La deuxième mort de Michel Aflak
Effacer l'Histoire qui fut longtemps une spécialité de la police stalinienne est une activité que les Etats-Unis ne dédaignent pas de pratiquer à l'occasion. Ainsi l'armée d'occupation US a-t-elle reçu l'ordre de détruire le mausolée de Michel Aflak à Bagdad. Mission aujourd'hui accomplie.
Michel Aflak était né en Syrie en 1912. Il fit ses études à Paris du temps du mandat français sur ce pays. Revenu en Syrie il y fonda en 1947 le parti Baas, parti de la renaissance arabe.Lorsque le parti Baas prit le pouvoir en Irak en 1968 (renversement de la royauté mise en place par les britanniques) il s'installa à Bagdad.
Selon son fondateur le Baas était un parti nationaliste panarabe, progressiste et laïc. Que les régimes se réclamant du baasisme en Irak comme en Syrie n'aient pas été à la hauteur des ambitions du théoricien fondateur, lequel s'est jusqu'à sa mort en 1989 toujours refusé à exercer la moindre fonction gouvernementale, ne fait pas question et un bilan du baasisme réellement existant nécessiterait un plus long développement. Mais les Etats-Unis préfèrent privilégier les régimes arabes non progressistes, non laïcs et en tentant de détruire la mémoire de Michel Aflak ils donnent une indication très claire sur le type de gouvernement irakien qu'ils entendent voir arriver au pouvoir lorsqu'ils rapatrieront leur proconsul.
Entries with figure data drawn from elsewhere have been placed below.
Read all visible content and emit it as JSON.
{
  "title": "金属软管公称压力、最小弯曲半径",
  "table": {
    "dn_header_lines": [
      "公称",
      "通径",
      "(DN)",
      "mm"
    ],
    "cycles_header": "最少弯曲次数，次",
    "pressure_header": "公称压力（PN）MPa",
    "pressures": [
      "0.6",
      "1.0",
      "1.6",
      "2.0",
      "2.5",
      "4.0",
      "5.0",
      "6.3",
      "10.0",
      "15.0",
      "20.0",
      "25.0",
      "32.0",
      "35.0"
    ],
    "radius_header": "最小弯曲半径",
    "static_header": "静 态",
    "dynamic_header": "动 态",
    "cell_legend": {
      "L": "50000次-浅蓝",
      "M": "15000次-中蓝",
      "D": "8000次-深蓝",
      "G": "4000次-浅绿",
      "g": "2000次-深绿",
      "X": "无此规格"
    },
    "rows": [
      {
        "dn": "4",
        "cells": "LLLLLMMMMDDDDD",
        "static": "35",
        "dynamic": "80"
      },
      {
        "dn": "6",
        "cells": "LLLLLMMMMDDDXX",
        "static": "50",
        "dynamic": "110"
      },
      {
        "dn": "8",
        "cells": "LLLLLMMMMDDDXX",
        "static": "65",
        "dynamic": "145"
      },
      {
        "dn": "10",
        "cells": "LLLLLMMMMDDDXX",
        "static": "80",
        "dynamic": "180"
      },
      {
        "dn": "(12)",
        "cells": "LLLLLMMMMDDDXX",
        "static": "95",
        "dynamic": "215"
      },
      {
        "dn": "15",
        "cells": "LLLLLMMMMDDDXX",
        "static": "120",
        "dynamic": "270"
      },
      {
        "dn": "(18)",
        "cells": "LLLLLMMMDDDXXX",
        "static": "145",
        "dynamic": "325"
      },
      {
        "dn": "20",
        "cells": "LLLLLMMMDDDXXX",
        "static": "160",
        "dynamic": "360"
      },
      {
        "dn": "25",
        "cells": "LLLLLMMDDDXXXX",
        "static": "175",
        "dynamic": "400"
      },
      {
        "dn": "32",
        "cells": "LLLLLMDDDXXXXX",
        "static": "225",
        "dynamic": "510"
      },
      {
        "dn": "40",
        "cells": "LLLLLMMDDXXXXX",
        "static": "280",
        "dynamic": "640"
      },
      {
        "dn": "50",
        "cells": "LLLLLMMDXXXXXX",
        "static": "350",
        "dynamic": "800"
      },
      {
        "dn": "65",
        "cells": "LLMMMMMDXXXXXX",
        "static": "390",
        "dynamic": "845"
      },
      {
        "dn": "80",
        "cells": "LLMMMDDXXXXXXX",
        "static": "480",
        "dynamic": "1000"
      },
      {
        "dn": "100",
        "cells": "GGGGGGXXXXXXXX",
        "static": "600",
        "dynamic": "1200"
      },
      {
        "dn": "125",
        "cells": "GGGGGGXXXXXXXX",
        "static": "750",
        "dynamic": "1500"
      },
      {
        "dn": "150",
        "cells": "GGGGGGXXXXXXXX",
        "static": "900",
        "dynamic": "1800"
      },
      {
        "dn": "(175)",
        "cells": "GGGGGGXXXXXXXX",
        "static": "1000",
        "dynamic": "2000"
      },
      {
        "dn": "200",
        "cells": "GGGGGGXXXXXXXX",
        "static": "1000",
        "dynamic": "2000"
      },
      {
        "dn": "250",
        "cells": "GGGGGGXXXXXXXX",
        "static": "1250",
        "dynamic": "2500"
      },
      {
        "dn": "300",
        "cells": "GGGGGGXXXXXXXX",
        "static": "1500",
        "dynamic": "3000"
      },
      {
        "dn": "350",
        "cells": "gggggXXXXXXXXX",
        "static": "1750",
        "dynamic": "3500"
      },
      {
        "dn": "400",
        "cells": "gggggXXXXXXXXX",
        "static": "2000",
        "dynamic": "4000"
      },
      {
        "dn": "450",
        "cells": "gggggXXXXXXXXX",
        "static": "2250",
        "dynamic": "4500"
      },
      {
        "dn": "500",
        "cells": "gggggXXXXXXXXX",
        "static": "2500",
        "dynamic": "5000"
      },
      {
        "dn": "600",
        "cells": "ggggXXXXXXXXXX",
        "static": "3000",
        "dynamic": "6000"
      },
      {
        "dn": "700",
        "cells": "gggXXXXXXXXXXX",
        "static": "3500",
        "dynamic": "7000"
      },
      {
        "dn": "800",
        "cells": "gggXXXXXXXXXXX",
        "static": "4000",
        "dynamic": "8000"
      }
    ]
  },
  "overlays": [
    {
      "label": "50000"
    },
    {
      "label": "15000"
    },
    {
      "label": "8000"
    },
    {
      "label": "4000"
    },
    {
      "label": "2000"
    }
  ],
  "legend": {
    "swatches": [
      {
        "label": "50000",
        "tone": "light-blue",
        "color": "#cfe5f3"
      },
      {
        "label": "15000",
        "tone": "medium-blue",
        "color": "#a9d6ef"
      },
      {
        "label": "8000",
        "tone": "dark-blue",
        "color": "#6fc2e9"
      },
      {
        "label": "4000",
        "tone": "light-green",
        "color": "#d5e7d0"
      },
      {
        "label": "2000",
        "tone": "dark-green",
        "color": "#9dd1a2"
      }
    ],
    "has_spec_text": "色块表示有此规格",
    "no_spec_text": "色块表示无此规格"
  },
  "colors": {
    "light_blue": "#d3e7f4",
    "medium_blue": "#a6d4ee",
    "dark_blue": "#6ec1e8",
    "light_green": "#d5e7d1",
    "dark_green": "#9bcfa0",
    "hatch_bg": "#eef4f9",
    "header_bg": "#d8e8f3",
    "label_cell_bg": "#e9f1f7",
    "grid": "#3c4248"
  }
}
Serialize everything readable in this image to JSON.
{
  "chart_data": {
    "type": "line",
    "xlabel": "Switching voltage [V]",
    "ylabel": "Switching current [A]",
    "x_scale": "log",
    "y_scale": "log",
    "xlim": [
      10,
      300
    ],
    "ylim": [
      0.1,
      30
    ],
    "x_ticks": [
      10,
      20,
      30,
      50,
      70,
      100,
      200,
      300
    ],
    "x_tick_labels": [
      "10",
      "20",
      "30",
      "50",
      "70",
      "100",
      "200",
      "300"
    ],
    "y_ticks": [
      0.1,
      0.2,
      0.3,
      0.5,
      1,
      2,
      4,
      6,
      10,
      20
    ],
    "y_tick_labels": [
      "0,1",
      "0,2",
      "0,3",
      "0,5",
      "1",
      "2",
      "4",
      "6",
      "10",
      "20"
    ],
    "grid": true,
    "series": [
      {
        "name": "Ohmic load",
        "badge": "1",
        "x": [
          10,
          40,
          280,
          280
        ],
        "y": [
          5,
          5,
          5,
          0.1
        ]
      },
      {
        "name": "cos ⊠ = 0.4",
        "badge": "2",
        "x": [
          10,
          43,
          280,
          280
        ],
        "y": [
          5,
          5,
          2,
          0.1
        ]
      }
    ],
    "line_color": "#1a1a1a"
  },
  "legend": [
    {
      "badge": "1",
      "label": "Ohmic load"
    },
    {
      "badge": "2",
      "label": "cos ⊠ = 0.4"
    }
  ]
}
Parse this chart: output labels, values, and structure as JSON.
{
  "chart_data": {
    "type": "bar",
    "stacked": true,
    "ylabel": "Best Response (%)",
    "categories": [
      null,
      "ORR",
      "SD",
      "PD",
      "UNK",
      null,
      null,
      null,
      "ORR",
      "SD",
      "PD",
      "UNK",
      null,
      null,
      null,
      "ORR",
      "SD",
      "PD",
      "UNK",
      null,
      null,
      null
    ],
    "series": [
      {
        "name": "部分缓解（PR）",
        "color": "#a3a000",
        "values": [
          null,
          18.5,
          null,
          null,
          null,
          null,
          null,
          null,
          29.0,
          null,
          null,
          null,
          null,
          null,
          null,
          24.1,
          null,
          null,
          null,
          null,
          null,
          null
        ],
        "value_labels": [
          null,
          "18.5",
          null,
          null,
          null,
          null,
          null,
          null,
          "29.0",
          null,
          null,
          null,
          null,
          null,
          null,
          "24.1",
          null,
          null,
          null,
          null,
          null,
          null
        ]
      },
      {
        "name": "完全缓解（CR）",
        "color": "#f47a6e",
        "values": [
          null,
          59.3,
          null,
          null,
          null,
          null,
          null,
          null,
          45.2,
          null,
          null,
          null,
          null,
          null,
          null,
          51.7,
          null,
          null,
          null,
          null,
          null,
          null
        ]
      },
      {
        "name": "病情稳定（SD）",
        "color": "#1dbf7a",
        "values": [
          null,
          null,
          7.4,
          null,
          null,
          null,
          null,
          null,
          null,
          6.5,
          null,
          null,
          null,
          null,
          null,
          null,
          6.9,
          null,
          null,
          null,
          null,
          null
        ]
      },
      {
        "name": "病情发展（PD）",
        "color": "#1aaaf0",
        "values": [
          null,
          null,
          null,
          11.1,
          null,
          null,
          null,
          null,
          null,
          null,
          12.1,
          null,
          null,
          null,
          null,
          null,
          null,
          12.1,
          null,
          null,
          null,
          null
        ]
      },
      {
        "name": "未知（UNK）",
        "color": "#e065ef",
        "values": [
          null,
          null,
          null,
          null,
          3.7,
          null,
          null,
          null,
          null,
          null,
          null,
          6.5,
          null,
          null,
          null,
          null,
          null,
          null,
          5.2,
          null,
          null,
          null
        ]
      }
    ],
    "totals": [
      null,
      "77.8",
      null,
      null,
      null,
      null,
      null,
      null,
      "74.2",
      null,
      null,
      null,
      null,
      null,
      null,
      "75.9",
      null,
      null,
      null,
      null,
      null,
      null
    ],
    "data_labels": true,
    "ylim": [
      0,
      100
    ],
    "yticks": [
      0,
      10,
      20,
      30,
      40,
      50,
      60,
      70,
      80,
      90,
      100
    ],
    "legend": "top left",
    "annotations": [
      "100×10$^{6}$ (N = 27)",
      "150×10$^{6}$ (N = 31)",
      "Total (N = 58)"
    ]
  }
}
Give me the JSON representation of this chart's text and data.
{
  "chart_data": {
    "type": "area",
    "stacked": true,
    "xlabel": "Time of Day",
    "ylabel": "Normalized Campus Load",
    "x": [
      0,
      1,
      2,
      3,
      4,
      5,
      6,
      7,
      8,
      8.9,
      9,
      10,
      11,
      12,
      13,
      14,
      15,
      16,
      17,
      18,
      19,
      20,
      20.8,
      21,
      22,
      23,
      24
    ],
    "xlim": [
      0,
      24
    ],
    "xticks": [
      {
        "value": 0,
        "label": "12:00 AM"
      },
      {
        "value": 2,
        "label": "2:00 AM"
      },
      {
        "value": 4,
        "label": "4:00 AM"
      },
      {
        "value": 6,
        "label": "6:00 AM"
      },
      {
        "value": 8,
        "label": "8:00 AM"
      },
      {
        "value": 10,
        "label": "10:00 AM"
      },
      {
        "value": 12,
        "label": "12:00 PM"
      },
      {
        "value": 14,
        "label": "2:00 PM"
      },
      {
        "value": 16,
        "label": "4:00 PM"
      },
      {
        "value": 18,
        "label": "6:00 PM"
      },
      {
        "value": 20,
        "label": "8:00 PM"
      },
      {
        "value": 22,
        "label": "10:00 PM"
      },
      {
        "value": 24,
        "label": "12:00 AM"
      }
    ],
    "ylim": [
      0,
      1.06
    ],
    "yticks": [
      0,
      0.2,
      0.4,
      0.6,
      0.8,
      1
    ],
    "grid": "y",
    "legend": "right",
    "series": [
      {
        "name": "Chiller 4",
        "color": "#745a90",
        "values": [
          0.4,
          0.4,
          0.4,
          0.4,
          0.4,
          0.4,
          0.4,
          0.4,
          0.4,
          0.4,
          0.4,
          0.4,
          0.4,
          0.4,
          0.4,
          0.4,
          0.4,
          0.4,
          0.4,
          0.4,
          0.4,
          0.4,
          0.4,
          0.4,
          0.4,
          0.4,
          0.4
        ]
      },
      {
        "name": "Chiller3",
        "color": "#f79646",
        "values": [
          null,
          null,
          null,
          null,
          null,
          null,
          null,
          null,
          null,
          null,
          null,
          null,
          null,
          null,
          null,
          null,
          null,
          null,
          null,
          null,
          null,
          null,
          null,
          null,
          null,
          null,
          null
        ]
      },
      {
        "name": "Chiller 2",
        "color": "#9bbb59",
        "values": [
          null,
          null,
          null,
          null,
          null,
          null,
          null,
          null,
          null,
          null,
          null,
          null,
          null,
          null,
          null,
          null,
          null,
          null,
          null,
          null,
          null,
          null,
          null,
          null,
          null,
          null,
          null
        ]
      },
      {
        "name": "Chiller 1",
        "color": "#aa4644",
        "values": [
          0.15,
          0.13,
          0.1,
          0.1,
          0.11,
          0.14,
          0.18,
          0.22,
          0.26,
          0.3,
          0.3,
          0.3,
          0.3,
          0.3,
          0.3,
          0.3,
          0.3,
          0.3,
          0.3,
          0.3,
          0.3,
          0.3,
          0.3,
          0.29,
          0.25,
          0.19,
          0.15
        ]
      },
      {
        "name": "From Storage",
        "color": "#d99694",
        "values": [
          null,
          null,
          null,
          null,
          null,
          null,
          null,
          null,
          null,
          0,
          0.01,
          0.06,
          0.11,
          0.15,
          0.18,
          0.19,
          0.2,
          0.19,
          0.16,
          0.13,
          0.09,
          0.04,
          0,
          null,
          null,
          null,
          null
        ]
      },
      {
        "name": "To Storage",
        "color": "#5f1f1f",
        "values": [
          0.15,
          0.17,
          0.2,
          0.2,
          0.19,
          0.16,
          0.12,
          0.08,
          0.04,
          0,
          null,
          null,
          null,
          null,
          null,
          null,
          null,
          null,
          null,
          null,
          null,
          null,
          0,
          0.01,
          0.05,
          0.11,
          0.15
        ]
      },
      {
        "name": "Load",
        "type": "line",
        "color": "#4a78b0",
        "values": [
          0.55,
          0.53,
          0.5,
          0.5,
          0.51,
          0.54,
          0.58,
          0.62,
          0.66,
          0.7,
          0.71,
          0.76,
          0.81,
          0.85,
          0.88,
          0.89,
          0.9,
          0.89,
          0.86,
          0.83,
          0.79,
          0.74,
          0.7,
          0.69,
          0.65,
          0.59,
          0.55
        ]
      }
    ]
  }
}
Mais on peut détruire les tombes, pas les idées et le nationalisme est certainement un des moteurs de l'actuelle résistance irakienne.

L'épouvantail Saddam
Selon la photographe Christine Spengler qui s'est rendue récemment en Irak et vient de publier un album " Années de guerre ", les soldats US, quand ils veulent en imposer aux irakiens qu'ils rencontrent, hors les cas où c'est à coup de fusils, utilisent couramment l'argument suivant : " Si vous nous chassez, Saddam reviendra ", comme si l'ancien dictateur était tenu en réserve pour faire peur.

Sharon Fini
Que Gianfranco Fini, vice-premier ministre italien et leader du parti néo-fasciste Alliance Nationale, reçu par Sharon à Tel-Aviv, soit encore ou non antisémite est une question qui agite son propre parti puisque des démissions et de nombreuses protestations ont suivi sa déclaration disant qu'il regrettait les actes antisémites des gouvernements de Mussolini, mais qu'il soit sincère ou non, l'important est que cette alliance de Sharon et d'un néofasciste qui aspire à devenir chef du gouvernement, renforce et officialise une alliance internationale entre gouvernements de droite dure dont Bush est le leader.